Final Answer:
The solution to the Poisson Problem −DΔu=f(x,y,z);(x,y,z)∈Ω, u(x,y,z)=g(x,y,z);(x,y,z)∈∂Ω, is unique in the bounded 3-dimensional volume Ω by applying the Maximum Principle.
Step-by-step explanation:
To establish the uniqueness of the solution, we employ the Maximum Principle. Suppose there exist two solutions, u₁ and u₂, both satisfying the given Poisson Problem.

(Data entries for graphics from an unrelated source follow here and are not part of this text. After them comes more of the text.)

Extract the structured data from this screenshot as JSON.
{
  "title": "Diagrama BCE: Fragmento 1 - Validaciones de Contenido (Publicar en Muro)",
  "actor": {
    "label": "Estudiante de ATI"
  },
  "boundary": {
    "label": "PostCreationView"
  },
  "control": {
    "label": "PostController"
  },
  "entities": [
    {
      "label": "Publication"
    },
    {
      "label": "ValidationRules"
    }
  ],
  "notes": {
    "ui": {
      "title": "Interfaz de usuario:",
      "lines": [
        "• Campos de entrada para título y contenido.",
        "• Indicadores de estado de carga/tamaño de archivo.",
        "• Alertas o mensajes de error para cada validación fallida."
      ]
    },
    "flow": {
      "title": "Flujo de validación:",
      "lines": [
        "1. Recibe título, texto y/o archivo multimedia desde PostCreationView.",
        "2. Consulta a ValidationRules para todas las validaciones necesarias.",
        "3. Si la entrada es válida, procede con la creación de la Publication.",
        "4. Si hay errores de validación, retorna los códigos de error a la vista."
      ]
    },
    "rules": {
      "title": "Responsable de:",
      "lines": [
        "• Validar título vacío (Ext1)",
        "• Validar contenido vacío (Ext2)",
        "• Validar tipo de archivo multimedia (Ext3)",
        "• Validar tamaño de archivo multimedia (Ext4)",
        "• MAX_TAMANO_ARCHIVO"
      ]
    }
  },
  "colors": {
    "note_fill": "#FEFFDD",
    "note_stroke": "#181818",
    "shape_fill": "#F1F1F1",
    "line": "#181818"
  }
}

Define their difference as v = u₁ - u₂. Since both u₁ and u₂ satisfy the same boundary conditions, v vanishes on ∂Ω. Now, consider the interior of Ω.
The Maximum Principle states that if v attains a maximum or minimum in the interior of Ω, then it must be constant throughout Ω. Assume, for contradiction, that v attains a non-zero maximum at some point (x₀, y₀, z₀) in Ω.
This leads to a contradiction because Δv = Δ(u₁ - u₂) = Δu₁ - Δu₂ = f - f = 0 in Ω. Since v is non-constant and Δv = 0, the Maximum Principle implies that v must attain its maximum at the boundary ∂Ω. However, on ∂Ω, v = 0. Thus, the assumption that v has a non-zero maximum in the interior is false.
By a similar argument, we can show that v cannot have a non-zero minimum in the interior. Therefore, v must be identically zero throughout Ω, establishing the uniqueness of the solution.